For Jimmy and fellow students from Key, the trip to Ellington will take them literally to the other side of the tracks - under viaducts, across busy streets.

"CPS has to show us a plan that reassures parents that the kids will be safe," 29th Ward Alderman Deborah Graham said.

The Alderman says that for all the kids coming to Ellington which could have as many as 900 students, safe passage is not so much about gang turf as it is about distance, and traffic, and change.

The CPS plan is to double the amount of money spent on the existing safe passage program - expanding the patrols of radio equipped parents and paid volunteers who are to give their watchful eyes to students. Graham thinks they should be on every block.

"We want to make sure the people participating are people from the community. We don't want to see people in the safe passage who are not from the community," Graham said.

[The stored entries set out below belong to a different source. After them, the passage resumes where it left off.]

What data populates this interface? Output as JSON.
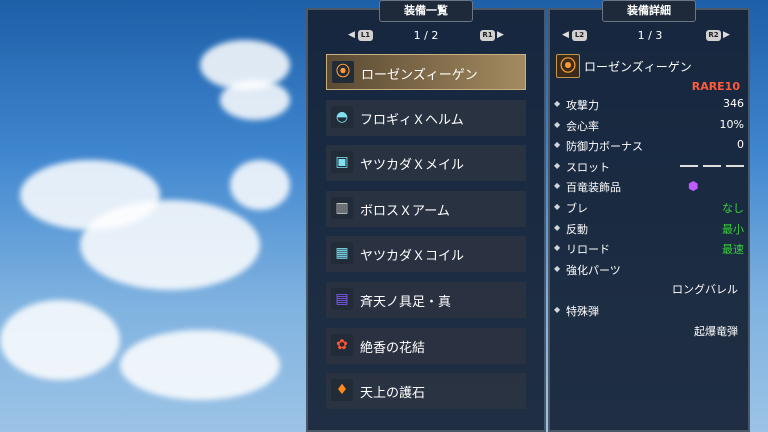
{
  "left_panel": {
    "title": "装備一覧",
    "pager": {
      "left_btn": "L1",
      "page": "1 / 2",
      "right_btn": "R1"
    },
    "items": [
      {
        "label": "ローゼンズィーゲン",
        "icon": "gun-icon",
        "glyph": "⦿",
        "color": "#ff9a33",
        "selected": true
      },
      {
        "label": "フロギィＸヘルム",
        "icon": "helmet-icon",
        "glyph": "◓",
        "color": "#7fe0f0"
      },
      {
        "label": "ヤツカダＸメイル",
        "icon": "chest-armor-icon",
        "glyph": "▣",
        "color": "#7fe0f0"
      },
      {
        "label": "ボロスＸアーム",
        "icon": "arm-armor-icon",
        "glyph": "▥",
        "color": "#d8d8d8"
      },
      {
        "label": "ヤツカダＸコイル",
        "icon": "waist-armor-icon",
        "glyph": "▦",
        "color": "#7fe0f0"
      },
      {
        "label": "斉天ノ具足・真",
        "icon": "leg-armor-icon",
        "glyph": "▤",
        "color": "#8a5cff"
      },
      {
        "label": "絶香の花結",
        "icon": "petalace-icon",
        "glyph": "✿",
        "color": "#ff5533"
      },
      {
        "label": "天上の護石",
        "icon": "talisman-icon",
        "glyph": "♦",
        "color": "#ff8a1a"
      }
    ]
  },
  "right_panel": {
    "title": "装備詳細",
    "pager": {
      "left_btn": "L2",
      "page": "1 / 3",
      "right_btn": "R2"
    },
    "weapon_name": "ローゼンズィーゲン",
    "weapon_icon": "gun-icon",
    "rarity": "RARE10",
    "stats": [
      {
        "label": "攻撃力",
        "value": "346"
      },
      {
        "label": "会心率",
        "value": "10%"
      },
      {
        "label": "防御力ボーナス",
        "value": "0"
      },
      {
        "label": "スロット",
        "value": "",
        "slots": true
      },
      {
        "label": "百竜装飾品",
        "value": "",
        "deco_icon": "rampage-deco-icon"
      },
      {
        "label": "ブレ",
        "value": "なし",
        "green": true
      },
      {
        "label": "反動",
        "value": "最小",
        "green": true
      },
      {
        "label": "リロード",
        "value": "最速",
        "green": true
      },
      {
        "label": "強化パーツ",
        "value": ""
      }
    ],
    "mod_value": "ロングバレル",
    "special_label": "特殊弾",
    "special_value": "起爆竜弾"
  },
  "colors": {
    "green": "#38d038",
    "rare": "#ff5a3a",
    "accent": "#c8b080"
  }
}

CPS has a framework for the safe passage effort, but different schools have different needs, so the details - who's in the program, where are they stationed, what gear are they issued, what kind of added police protection is needed are details still being developed.

"Long before September we're going to have a good plan in place as we do right now and we'll be able to do it," Chicago Police Department Superintendent Garry McCarthy said.

Some of those Safe Passage details will take greater shape in April when community meetings are planned for each of the schools proposed for closing.

Whether or not the final closing plan changes, it's apparent from the number of consolidations that a lot more people will be needed for the safe passage effort, and that's part of what's being worked on now.